The 10 year chart of OHI provides some technical direction for a trade/investment.
The ten year chart above shows that OHI held up well during the Great Recession. One hopes that it will be able to do so again, if there is another recession soon. We are over due for a BEAR MARKET. The average is one every four years. The current bull market is already over seven years long. The Brexit could be one of the triggers for a new BEAR MARKET. If you want to get some income without worrying unduly about the long term viability of the stock you are invested in, OHI looks like a good long term choice. I rate it a buy.
Due to the increased risk to overall markets and world economies after the Brexit, I might lower that rating to a low buy. Still OHI is a keeper, and it does have little risk outside of the US. That means it should see only secondary effects due to the higher USD. It should be relatively safe in the short term, and its fundamentals look fantastic for the longer term. It is a stock that serious income investors have to like. Additionally the Price/AFFO ratio is about 10.04 using the midpoint of the FY2016 AFFO Guidance of $3.275. If you use four times the Q1 2016 AFFO result of $0.83 per share, it is an even lower 9.91. If you postulate that the Guidance is an underestimate, then the Price/AFFO for FY2016 could be even lower.
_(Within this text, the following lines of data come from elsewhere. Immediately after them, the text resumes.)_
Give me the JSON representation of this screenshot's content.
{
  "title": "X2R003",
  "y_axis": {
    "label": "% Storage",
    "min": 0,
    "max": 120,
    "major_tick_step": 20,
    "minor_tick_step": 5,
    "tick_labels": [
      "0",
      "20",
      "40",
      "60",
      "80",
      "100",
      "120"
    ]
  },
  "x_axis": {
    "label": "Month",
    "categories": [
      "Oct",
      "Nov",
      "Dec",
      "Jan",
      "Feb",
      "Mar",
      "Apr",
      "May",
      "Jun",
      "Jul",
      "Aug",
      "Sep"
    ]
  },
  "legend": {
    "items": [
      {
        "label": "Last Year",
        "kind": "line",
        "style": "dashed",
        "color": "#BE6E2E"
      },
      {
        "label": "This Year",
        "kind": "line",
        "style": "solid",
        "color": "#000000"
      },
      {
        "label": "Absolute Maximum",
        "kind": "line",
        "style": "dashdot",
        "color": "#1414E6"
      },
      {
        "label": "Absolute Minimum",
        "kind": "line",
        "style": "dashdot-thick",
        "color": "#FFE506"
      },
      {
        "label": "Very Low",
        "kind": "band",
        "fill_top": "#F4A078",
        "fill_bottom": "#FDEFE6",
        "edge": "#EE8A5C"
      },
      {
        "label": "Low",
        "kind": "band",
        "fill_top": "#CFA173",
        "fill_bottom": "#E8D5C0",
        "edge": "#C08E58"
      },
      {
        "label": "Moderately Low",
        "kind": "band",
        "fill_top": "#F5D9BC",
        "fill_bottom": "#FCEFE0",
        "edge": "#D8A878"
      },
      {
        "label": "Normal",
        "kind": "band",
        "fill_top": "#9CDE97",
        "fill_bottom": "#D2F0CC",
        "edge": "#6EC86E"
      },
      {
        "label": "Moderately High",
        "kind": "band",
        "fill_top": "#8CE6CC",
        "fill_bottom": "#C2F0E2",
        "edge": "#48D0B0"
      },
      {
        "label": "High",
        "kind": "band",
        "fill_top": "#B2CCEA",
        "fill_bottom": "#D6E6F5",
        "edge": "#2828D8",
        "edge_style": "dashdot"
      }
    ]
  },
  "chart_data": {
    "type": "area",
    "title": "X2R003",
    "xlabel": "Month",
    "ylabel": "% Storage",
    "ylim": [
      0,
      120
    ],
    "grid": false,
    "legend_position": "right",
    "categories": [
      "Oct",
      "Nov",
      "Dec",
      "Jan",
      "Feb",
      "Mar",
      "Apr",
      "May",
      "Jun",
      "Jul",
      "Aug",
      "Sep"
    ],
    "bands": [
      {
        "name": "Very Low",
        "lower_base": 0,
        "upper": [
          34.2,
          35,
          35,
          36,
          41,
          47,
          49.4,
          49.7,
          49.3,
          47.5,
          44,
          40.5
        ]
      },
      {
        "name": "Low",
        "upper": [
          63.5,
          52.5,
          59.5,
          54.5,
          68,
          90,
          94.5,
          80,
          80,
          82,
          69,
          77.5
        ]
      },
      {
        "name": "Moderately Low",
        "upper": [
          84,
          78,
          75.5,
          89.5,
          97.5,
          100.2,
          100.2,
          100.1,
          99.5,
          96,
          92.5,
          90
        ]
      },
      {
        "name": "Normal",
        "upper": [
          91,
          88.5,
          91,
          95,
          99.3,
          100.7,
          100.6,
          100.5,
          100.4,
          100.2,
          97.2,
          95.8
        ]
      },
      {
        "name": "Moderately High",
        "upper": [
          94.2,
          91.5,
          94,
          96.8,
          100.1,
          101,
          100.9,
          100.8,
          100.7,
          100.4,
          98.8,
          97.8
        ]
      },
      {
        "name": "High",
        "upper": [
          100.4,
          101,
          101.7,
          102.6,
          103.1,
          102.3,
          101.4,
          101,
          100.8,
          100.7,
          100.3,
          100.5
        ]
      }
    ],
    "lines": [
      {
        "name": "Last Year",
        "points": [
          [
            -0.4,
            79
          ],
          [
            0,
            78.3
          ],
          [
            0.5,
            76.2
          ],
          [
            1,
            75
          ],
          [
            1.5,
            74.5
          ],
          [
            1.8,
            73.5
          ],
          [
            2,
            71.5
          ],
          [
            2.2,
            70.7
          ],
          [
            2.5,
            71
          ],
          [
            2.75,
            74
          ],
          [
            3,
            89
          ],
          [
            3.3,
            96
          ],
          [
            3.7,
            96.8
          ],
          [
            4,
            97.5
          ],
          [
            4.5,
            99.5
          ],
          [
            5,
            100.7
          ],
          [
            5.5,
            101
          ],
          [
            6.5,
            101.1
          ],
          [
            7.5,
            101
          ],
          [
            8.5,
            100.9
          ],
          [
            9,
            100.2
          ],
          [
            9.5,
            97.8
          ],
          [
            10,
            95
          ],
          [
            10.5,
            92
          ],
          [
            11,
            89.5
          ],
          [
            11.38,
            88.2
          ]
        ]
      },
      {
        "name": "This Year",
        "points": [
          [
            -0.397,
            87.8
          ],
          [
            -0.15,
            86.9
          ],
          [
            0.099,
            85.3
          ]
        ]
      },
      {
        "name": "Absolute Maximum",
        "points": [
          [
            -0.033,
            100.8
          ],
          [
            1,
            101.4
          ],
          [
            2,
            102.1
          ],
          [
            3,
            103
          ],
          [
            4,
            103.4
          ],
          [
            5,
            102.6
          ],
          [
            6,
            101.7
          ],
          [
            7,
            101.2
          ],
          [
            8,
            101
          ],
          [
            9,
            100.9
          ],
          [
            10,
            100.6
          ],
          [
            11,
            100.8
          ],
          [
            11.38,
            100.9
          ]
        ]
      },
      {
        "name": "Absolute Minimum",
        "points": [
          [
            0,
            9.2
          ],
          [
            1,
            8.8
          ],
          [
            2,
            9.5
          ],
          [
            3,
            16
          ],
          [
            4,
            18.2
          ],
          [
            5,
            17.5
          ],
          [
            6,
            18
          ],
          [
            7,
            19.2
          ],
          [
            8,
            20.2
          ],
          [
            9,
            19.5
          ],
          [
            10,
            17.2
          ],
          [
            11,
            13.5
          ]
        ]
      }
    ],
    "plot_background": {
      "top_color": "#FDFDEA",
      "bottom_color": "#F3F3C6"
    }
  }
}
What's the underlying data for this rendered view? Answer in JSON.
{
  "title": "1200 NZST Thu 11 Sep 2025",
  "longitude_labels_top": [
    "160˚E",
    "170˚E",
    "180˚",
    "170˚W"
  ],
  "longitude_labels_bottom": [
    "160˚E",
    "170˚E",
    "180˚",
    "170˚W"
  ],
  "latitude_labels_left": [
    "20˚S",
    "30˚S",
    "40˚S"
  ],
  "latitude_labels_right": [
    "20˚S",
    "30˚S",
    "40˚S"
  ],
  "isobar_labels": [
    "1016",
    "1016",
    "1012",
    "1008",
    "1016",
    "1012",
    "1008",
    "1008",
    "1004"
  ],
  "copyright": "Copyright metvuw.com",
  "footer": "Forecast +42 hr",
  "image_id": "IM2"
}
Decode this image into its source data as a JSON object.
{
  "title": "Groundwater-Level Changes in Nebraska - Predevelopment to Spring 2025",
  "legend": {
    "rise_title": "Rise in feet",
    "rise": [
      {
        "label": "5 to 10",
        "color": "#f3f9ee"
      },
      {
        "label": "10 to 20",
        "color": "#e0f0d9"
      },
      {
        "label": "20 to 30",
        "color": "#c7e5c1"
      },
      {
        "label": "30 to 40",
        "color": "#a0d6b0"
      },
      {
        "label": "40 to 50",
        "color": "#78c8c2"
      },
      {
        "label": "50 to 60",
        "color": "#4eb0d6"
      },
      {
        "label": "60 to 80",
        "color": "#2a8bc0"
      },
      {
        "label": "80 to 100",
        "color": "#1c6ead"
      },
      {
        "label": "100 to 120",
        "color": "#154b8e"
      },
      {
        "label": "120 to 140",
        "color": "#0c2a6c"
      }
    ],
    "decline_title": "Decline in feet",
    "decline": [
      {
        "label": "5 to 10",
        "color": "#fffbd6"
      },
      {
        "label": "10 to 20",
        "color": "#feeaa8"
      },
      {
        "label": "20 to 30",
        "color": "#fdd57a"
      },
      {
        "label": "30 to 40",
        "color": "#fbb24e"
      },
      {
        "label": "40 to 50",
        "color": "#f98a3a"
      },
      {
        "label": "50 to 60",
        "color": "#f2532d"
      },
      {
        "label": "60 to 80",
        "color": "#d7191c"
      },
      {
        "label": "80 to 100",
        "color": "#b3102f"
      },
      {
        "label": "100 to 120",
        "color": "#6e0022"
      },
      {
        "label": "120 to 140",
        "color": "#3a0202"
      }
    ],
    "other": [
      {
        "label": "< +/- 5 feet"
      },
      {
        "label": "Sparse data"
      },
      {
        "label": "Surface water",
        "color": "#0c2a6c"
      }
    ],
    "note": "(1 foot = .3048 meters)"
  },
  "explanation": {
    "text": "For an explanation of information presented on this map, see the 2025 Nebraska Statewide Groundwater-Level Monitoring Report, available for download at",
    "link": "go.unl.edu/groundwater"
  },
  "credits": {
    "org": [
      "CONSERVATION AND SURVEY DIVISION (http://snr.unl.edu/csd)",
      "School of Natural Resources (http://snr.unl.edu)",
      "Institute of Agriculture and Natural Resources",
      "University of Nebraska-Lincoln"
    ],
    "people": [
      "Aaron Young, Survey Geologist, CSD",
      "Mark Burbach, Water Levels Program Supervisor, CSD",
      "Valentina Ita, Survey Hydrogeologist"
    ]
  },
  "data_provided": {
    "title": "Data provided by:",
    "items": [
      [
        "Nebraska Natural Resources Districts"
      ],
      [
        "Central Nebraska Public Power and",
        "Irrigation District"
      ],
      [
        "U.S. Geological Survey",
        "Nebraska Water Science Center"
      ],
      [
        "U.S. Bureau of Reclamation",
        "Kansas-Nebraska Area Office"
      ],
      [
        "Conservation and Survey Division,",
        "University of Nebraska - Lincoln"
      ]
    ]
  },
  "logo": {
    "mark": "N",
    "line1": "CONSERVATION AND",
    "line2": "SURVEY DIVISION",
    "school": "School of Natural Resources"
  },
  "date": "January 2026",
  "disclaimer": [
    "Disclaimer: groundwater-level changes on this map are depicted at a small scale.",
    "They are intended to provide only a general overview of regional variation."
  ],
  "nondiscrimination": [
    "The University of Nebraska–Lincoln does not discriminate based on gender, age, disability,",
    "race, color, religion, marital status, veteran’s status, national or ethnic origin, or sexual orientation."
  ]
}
That makes OHI a great bargain even in a worrisome economy.
NOTE: Some of the fundamental fiscal data above is from Yahoo Finance.
Good Luck Trading/Investing.
Disclosure: I/we have no positions in any stocks mentioned, but may initiate a long position in OHI over the next 72 hours.
I wrote this article myself, and it expresses my own opinions. I am not receiving compensation for it (other than from Seeking Alpha). I have no business relationship with any company whose stock is mentioned in this article.